Higgins' other ill-fated scenario regarding Banks involved Miami. In 2008, the Heat traded for Banks and another former UNLV star, Shawn Marion, for Shaquille O'Neal. But Banks had injury issues during his time with the Heat, most notably a hip flexor that limited his minutes and availability.
Right around the All-Star break in 2008-09, Banks and Marion again were on the move, this time to Toronto. Banks never got comfortable with the Raptors, playing 31 games over parts of three injury-plagued seasons in which he dealt with hamstring, foot and back issues.

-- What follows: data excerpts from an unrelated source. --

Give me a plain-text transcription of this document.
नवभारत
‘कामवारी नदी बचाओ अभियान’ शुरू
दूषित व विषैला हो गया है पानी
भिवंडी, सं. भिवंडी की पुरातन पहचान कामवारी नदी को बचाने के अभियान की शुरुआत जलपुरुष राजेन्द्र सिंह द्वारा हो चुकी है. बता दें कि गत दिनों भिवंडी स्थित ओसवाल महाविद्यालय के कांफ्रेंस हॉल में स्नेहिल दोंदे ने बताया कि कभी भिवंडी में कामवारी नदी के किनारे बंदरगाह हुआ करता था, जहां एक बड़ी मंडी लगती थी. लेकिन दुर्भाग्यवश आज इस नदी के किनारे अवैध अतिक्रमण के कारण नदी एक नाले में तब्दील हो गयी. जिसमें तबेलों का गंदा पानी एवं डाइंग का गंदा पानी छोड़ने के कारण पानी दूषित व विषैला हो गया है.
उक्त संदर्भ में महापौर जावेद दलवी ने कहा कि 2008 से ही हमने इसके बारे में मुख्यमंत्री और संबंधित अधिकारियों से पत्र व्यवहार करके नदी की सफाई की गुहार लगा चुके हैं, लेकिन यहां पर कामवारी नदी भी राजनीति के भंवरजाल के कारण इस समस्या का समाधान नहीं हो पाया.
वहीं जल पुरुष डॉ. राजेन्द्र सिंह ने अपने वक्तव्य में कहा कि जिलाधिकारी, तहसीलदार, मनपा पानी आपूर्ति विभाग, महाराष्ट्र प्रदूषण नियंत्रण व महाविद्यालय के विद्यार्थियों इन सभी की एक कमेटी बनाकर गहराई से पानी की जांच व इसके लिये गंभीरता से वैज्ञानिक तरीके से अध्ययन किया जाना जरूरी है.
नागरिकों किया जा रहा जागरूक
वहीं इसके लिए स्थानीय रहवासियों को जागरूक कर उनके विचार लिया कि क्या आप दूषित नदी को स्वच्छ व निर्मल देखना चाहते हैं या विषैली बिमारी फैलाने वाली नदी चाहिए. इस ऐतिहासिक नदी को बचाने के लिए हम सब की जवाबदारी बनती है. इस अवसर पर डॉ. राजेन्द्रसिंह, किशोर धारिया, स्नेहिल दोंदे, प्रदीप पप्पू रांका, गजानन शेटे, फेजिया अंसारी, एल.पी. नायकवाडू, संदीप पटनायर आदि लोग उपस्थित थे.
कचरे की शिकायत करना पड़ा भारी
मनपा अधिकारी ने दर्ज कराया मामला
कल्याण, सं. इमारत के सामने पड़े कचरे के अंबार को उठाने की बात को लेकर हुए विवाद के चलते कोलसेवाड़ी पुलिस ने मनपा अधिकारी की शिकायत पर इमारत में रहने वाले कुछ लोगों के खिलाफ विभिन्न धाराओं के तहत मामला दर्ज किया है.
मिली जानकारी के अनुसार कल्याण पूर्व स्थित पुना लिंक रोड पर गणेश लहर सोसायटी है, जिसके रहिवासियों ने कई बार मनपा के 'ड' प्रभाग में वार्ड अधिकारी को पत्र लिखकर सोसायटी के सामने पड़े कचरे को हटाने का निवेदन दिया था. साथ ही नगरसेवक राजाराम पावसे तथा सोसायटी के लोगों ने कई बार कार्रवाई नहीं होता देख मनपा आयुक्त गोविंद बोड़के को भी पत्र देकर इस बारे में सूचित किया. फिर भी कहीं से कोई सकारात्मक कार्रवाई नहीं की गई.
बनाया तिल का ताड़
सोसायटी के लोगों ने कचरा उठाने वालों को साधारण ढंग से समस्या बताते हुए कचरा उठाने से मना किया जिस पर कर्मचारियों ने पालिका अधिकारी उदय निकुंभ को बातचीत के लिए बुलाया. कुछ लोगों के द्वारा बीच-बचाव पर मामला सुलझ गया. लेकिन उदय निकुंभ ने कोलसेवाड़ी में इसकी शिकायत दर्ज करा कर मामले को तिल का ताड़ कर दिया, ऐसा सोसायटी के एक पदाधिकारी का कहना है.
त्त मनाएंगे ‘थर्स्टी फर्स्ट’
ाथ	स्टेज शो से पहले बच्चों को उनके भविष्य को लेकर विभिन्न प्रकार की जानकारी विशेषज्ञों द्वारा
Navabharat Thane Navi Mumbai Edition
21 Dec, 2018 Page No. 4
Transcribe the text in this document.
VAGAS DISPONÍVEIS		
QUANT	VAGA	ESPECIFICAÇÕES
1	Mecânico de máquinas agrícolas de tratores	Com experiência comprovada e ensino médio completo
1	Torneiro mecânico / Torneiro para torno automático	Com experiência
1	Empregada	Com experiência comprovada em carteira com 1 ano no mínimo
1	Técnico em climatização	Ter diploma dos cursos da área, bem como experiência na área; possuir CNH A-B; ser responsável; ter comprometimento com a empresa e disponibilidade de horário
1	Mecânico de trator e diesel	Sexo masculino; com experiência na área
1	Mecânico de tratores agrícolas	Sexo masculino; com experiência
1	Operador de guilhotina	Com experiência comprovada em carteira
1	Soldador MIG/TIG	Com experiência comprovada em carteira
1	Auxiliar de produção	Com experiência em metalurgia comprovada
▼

"Had he not gotten hurt in Miami and missed a month, it might have been different," Higgins said. "He had played well in training camp, and (Heat coach Erik) Spoelstra really liked him. But once he got hurt, everything changed."
When the NBA was going through its lockout last fall, Banks said he was exploring his options. He had offers to play overseas. But he and Higgins believed the D-League was the quickest way to get back to the NBA, even though the atmosphere is truly minor league and attendance is sparse most nights. Last season, for example, the D-League averaged just more than 3,000 per game.
"There's more (NBA) scouts watching you in this league," Banks said.
Since joining the Stampede in early February, Banks has averaged 25 minutes, 16.4 points, 5.4 assists and 3.2 turnovers. On March 17, he scored a season-high 25 points in Idaho's 106-105 loss to the Los Angeles D-Fenders.
"Marcus has been great," Stampede coach Randy Livingston said. "We had no idea we would get him. We put in a claim for him, and he's been all-in since he got here. He's involved in the community. He bought a bunch of tickets for a group of kids the other day. He's working hard on the court, and he'll be the first to tell you he still has to get himself into great basketball shape.
"But he still defends at a high level, and he's gotten comfortable with our system. I'm trying to teach him to make the simple play instead of going for the home run. He's never been taught how to play point guard, which I find amazing given who he has played for" in the NBA.
Banks, who played for UNLV in 2001-02 and 2002-03 and was taken No. 13 by Memphis in the 2003 NBA Draft and traded to Boston on draft night, said he doesn't hold any grudges. He understood a long time ago how things work at the NBA level.
"That's the business of basketball," he said. "It's not what you're used to. But it's still basketball, and I still love to play. Eventually, I'll be back."